Crowds gathered around Murray’s body. Police found more than $2,000 in his pockets. Police searched Weiss’s clothes: in one pocket, a rosary; in the other, a wallet with $5,000 in it. In his jacket, two envelopes: one had an unsigned check for $6,000 in it; the other had a list of jurors. Separate from all this: a shoulder holster with a.45 in it.

Almost as soon as the shooting stopped, two well-dressed men came bursting out a ground-floor window, behind the boardinghouse next to the flower shop. One man carried a machine gun; the other carried a revolver, muzzle up, in each hand. Neither of the men looked like Oscar Lundin. When they reached Huron, the man carrying the machine gun lofted it, two-handed, over a back fence. It landed on the roof of a doghouse. No one saw those two again.

Police searched the room where they’d been: days and days of cigarette butts;20 shell casings from a machine gun and an automatic shotgun. The shotgun was still in the room. So was a nice, new, gray fedora from a shop in Cicero.21

A week later, a lady who lived below Mrs. Schultz’s apartment on West Superior complained that Mrs. Schultz’s radiator was leaking water through her ceiling. A janitor went to fix the leak; he discovered Mrs. Schultz had moved out. She left a golf bag with an automatic shotgun in it.
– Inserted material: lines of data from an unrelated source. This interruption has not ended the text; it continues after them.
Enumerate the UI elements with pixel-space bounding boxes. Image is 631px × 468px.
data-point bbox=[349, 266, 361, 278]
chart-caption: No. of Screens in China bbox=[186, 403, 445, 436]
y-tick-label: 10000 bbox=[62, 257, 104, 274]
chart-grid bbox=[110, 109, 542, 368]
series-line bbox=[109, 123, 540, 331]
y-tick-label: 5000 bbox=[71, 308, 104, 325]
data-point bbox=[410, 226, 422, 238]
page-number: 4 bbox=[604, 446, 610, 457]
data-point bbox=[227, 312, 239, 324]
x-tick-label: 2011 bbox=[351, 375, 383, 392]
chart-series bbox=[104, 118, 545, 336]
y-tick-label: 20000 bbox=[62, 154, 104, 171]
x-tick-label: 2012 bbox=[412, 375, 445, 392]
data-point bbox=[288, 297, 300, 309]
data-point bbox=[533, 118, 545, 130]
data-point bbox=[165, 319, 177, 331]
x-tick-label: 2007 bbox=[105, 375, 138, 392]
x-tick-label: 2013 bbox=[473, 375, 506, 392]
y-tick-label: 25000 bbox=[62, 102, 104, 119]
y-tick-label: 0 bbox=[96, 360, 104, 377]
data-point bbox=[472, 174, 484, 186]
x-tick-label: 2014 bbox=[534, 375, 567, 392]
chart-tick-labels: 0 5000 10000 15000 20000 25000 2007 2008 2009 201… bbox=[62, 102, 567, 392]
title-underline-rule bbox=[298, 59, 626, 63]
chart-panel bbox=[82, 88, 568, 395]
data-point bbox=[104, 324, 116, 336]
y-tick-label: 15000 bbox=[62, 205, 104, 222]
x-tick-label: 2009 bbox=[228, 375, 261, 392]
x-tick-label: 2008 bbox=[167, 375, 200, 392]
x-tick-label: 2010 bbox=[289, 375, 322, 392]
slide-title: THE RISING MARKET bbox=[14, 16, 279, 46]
Chief Collins announced delivery of 215 new police cars. He planned to arm them with rifles and shotguns “to combat the winter crime wave.” “These roaming fortresses,” he said, “will cruise the streets, ready to pump lead into every bandit caught committing a crime.”22 Reporters asked the chief about the killing of Weiss and Murray, and the wounding of O’Brien, Pellar, and Jacobs. “I don’t want to encourage this business,” said the chief, “but if somebody has to be killed, it’s a good thing the gangsters are murdering themselves off. It saves trouble for the police.”23

Reporters asked the chief whether the killings would delay the Saltis trial. “No,” he said, “nothing will delay Saltis’s swift prosecution.” Attorney O’Brien spoke from his hospital bed; his wounds would not affect the trial. His law partner, Frank O’Donnell, was more than ready to proceed with the defense.

Three days later, a Saltis juror began talking to himself. A bailiff reported to the judge: “During the night, the man began to shout, rave, and whistle from an open window. . . . I asked him what the idea was, and he said he wanted to hear the echo. He also spoke of being in a coal mine. . . . Then he gathered up the cuspidors and tried to put them in a dresser drawer.”24 The judge questioned the man’s wife. She said her husband had been in and out of mental hospitals for the past four years. The judge asked a court psychiatrist to examine the man. “Circular insanity,” said the psychiatrist.

The judge declared a mistrial.

The coroner convened an inquest. Steve Juranovich, the landlady’s son, described Oscar Lundin. Two Salvation Army workers and two artists who shared a studio on Cass Street described Pellar and Jacobs staggering away from the shooting. A woman said she thought she saw Pellar turn back and fire at Weiss. A man named McKibben testified that he’d seen Pellar and Jacobs draw their weapons and fire them, point blank, at Weiss.

Pellar was brought to the hearing on a stretcher. He refused to say anything. Jacobs hobbled in on crutches. He refused to say anything. Finally, Hymie Weiss’s brother Fred was called to testify. Fred didn’t want to be there. “I saw him only once in twenty years,” said Fred. “That was when he shot me three years ago.”

John Sbarbaro patched up Weiss’s body just as he had O’Banion’s. O’Banion’s widow, Viola, came to the service. She sat next to Weiss’s mother and patted her hand. Eight cars of flowers followed Weiss’s hearse. Morris Eller, John Sbarbaro, and a man running for county judge pinned political placards to Weiss’s hearse to advertise their candidacies.